Il guette Geneviève du coin de l’œil.

— D’après le rapport, les violences et viols ont commencé à l’âge de six ans, ce qui semble un miracle, car mon pote m’a dit que, souvent, ça commence alors que les enfants n’ont que quatre ans.

Il prend sa respiration.

— On a une description relativement détaillée. Par moment c’était presque quotidien. Cette pauvre gamine avait des moments d’accalmie lorsqu’elle était chez ses grands-parents. Manifestement ils avaient des doutes sur ce qui se passait. La môme ne disait rien, comme c’est souvent le cas. Mais les grands-parents ont demandé à l’aide à l’enfance et à la police qu’il y ait enquête. Mais ça n’a pas abouti : pourquoi ?

Sébastien marque une pause. Geneviève reste silencieuse, elle s’est redressée et semble mieux surmonter l’épreuve. Sébastien reprend.

— Tout ça a duré jusqu’à l’âge de 14 ans (soupir). Un jour… Cathy… (regard vers sa commandante) s’est rebellée et a voulu frapper son père, elle a saisi un couteau pour se jeter sur lui, mais il a réussi à esquiver et l’a assommée à coups de poing. Les voisins alertés par les cris ont appelé la police. On se demande toujours pourquoi ça arrive si tard, soupire Sébastien en regardant Geneviève.

— On est bien habitué à ça, répond-elle avec un triste sourire.

Sébastien est un peu rasséréné de voir qu’elle reprend le dessus.

— Donc le père a été arrêté et sa fille s’est retrouvée à l’hôpital avec un grave traumatisme crânien. Six jours de coma ! Les grands-parents ont enfin pu intervenir et ils l’ont prise en charge. Elle a été suivie pendant trois ans par un pédopsychiatre, sans grand résultat si c’est bien elle notre tueuse. Bon, le père a pris trente ans, voilà un résumé rapide.

Un silence de mort laisse tout le monde figé comme si personne n’osait parler.

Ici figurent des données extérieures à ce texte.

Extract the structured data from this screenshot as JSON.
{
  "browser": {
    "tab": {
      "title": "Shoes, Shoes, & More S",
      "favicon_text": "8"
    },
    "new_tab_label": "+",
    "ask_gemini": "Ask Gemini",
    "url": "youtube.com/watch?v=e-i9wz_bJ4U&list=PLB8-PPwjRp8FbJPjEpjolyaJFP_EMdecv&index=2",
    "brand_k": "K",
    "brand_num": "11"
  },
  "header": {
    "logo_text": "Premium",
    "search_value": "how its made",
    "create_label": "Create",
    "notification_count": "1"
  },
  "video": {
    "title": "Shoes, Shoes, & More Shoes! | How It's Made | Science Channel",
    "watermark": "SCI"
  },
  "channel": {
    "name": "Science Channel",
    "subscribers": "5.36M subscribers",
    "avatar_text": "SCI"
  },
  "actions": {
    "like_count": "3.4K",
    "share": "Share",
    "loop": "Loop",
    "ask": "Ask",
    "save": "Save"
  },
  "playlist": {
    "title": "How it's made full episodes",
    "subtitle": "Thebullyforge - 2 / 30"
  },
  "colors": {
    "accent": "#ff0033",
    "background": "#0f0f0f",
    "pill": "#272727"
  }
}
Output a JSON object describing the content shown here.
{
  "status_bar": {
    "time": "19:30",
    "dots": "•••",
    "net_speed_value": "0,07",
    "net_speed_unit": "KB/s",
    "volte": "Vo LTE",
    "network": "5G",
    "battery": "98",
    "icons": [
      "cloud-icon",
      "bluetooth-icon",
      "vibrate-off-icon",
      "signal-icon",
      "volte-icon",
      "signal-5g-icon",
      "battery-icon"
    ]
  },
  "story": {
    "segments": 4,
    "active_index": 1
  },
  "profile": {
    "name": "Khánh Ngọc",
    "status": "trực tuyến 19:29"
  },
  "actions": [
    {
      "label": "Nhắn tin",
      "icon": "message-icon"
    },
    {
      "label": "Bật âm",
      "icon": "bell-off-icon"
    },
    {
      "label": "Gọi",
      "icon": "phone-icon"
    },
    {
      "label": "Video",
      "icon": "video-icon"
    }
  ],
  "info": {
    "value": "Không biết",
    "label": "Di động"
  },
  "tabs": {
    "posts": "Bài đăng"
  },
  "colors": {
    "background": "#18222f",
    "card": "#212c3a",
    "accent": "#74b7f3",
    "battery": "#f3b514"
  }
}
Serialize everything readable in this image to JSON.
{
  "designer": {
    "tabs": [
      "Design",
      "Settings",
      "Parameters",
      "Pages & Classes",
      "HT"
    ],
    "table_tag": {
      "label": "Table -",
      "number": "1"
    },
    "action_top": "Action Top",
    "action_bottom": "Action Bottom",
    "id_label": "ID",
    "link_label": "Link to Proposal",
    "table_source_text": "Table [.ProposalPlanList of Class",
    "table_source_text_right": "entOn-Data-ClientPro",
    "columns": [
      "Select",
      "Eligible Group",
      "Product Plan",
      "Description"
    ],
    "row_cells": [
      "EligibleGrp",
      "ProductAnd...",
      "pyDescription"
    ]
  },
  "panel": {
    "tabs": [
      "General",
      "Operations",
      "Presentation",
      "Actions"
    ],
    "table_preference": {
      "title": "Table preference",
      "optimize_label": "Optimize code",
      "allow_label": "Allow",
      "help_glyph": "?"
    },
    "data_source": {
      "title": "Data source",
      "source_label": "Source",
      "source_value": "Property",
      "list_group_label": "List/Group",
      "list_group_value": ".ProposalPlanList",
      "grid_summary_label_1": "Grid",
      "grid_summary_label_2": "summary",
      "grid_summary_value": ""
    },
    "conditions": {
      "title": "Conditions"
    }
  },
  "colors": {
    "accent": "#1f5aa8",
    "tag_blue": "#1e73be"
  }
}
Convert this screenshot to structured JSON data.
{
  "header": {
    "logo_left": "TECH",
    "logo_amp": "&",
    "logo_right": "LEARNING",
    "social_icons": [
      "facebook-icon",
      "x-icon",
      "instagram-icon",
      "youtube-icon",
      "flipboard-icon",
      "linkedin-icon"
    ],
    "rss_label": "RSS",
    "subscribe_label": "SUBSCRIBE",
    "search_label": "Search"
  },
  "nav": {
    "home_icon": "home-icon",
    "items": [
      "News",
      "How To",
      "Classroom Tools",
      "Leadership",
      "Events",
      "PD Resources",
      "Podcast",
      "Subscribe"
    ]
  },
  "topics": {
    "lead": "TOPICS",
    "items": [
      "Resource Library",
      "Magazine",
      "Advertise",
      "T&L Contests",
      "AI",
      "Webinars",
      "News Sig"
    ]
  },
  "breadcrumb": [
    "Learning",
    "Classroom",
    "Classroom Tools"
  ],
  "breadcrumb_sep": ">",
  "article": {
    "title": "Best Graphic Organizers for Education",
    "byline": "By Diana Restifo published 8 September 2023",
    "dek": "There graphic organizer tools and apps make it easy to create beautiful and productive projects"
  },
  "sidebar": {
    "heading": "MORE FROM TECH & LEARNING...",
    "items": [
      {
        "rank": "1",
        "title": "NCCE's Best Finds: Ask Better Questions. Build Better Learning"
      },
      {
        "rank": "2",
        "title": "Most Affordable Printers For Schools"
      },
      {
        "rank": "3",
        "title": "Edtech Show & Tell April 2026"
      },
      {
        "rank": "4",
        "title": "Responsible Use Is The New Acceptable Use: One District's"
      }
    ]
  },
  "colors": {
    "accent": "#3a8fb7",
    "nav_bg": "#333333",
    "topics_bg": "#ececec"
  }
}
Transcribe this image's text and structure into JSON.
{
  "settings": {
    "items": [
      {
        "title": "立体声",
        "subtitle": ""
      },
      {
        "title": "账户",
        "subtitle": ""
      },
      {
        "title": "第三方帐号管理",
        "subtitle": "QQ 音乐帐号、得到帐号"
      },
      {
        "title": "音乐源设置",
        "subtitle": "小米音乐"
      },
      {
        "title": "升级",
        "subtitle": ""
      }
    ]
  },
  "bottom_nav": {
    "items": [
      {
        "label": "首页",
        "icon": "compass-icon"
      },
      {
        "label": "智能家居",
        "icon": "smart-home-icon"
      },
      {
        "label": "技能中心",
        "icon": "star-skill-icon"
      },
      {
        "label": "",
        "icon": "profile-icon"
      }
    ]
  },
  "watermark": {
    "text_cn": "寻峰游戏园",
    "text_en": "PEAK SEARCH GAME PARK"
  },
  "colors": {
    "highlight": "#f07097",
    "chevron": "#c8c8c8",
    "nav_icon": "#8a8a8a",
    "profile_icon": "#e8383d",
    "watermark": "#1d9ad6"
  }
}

C’est Laura comme d’habitude, bouleversée par le récit, qui rompt le silence.

— Une pauvre gosse, putain ! toute cette merde, ça me donne envie de gerber.

— Bien ! madame la commandante que fait-on ?

— Vous avez son lieu de travail vous m’avez dit ?

— Oui « Cleannet » à Barr.

— Bon et bien on va la chercher, il est 13 heures elle doit être au boulot. Je sais que je suis impliquée, car il est quasiment sûr que ce soit la copine de Julien, mon fils. Mais je la connais. Ils sont venus manger dimanche…

— Et merde, dit Jean. Mais ça va aller ? C’est vrai que vous devriez vous retirer de l’enquête, ce serait mieux non ?

— Non, je veux aller au bout, et c’est moi qui dois aller la chercher, je dois ça à Julien, et on emmerde la procédure. Éric, vous avez toujours la boucle d’oreille ?

— Oui, dans nos scellés.

— Bon, je la prends

— OK, c’est parti, lance Sébastien. En une heure on y est.